Rynki finansowe w przedświątecznym marazmie

Rynki finansowe w przedświątecznym marazmie

Dodano:   /  Zmieniono: 
Na rynkach finansowych panuje przedświąteczna atmosfera. Handel odbywa się przy niskich obrotach. Dilerzy przewidują, że do końca roku złoty pozostanie na poziomie 3,96 - 4,00/EUR.
Ich zdaniem, jedynym wydarzeniem, które może poruszyć inwestorów w najbliższym czasie jest posiedzenie Rady Polityki Pieniężnej w przypadku, gdyby niespodziewanie dla rynków zdecydowała się w grudniu na podniesienie stóp procentowych. - Sesja przedświąteczna. Złoty umocnił się o jeden grosz, ale ogólnie brak danych i bliski koniec roku wpływa kojąco na nastroje inwestorów. Rynek pozostaje płytki, jedynym wartym odnotowania wydarzeniem jest umocnienie franka szwajcarskiego względem euro. Euro-Swiss pozostaje na historycznie niskich poziomach - powiedział Przemysław Winiarczyk z Banku Millennium.

Polskie obligacje pozostają obojętne nawet na ruchy na rynkach bazowych, które ogólnie także pozostają spokojne. - Na rynku panuje przedświąteczny marazm, inwestorzy czekają na styczeń. Do końca tygodnia nie przewidujemy większych zmian w cenach obligacji, chyba że RPP niespodziewanie zdecyduje się na podniesienie stóp procentowych. W przeciwnym wypadku - na co liczy rynek - tydzień upłynie spokojnie - powiedział szef dilerów obligacji z ING BSK Bartłomiej Wit.
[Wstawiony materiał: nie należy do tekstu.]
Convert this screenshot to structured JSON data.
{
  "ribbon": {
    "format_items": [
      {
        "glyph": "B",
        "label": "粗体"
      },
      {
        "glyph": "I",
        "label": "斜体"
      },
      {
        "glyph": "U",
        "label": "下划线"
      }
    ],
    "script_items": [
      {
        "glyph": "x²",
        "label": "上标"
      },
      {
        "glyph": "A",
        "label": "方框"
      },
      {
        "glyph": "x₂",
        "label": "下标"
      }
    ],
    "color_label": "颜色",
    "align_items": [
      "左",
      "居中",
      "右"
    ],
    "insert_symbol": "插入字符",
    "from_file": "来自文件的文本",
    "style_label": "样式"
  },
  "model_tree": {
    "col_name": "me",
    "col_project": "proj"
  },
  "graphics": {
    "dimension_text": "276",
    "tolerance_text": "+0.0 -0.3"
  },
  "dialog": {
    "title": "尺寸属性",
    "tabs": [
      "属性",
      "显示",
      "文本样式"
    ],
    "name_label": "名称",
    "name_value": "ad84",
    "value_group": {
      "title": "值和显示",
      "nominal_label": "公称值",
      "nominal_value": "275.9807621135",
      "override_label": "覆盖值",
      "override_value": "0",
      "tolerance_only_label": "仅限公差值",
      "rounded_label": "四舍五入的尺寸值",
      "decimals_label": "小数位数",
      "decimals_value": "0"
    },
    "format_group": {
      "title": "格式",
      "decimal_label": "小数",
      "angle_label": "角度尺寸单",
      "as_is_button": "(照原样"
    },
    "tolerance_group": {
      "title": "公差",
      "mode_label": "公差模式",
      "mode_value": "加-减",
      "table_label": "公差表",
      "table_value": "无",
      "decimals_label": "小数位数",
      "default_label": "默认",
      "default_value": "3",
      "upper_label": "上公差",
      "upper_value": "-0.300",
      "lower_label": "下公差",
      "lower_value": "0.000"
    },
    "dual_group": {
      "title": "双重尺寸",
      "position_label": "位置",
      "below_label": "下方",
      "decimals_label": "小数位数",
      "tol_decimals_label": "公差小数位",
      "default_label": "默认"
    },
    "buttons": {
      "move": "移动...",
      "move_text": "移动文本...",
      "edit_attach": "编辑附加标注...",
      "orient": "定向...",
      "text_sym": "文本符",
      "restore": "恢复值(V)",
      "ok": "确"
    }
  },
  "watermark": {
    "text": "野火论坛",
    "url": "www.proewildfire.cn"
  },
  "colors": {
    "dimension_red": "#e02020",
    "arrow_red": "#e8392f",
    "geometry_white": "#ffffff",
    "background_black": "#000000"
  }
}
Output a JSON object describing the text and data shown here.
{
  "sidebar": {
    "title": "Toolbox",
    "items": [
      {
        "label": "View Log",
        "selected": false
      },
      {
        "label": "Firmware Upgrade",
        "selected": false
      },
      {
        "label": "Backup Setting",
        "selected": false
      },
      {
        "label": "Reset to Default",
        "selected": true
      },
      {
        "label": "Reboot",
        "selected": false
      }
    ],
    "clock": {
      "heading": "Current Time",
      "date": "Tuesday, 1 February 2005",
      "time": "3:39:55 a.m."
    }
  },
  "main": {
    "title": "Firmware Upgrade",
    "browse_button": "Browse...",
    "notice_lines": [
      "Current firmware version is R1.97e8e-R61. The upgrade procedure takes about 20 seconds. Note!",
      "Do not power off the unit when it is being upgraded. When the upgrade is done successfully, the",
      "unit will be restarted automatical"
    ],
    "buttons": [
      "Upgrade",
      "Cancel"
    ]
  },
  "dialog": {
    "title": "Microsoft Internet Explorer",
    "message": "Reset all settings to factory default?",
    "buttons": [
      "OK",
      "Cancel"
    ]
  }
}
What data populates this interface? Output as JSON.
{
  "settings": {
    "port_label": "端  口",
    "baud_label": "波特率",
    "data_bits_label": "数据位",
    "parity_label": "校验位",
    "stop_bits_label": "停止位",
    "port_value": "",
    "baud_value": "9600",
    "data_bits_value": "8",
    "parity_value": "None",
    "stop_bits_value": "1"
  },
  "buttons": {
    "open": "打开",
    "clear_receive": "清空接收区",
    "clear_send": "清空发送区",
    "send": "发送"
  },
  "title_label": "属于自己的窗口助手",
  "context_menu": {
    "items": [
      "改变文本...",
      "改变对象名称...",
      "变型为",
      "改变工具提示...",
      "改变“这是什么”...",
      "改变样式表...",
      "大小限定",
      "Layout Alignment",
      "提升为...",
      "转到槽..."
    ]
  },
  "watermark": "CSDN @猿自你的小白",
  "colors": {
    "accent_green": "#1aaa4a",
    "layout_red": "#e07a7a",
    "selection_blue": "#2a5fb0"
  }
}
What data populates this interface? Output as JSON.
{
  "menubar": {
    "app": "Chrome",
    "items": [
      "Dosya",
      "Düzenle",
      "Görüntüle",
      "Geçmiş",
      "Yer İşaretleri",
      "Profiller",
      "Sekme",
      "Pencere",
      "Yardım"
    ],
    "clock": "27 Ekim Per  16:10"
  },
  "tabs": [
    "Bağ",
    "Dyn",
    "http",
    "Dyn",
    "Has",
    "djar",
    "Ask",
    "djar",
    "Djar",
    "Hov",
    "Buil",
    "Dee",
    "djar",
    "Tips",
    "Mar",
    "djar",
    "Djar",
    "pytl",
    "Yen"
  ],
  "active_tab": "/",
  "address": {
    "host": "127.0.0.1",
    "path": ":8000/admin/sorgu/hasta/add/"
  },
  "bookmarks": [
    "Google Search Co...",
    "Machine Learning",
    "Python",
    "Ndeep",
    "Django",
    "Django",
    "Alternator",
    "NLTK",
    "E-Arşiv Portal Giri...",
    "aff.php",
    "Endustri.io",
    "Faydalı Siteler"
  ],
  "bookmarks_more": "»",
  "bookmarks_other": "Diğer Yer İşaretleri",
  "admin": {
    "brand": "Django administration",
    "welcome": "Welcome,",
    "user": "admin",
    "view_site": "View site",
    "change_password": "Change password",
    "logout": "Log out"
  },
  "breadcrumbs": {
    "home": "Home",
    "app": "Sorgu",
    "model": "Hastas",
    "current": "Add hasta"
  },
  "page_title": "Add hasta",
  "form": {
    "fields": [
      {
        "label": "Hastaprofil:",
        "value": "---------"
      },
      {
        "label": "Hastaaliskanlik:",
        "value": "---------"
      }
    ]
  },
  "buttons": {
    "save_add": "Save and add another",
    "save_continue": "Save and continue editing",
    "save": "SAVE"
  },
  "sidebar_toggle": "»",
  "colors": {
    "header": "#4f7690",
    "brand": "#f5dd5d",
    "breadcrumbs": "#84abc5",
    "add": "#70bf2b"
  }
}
We wtorek NBP podał dane o inflacji bazowej, które miały jednak mocno ograniczony wpływ na rynek. Inflacja bazowa po wyłączeniu cen żywności i energii rok do roku w listopadzie wyniosła 1,2 proc. wobec 1,2 proc. w październiku. Decyzja RPP odnośnie wysokości stóp procentowych w grudniu ogłoszona zostanie w środę.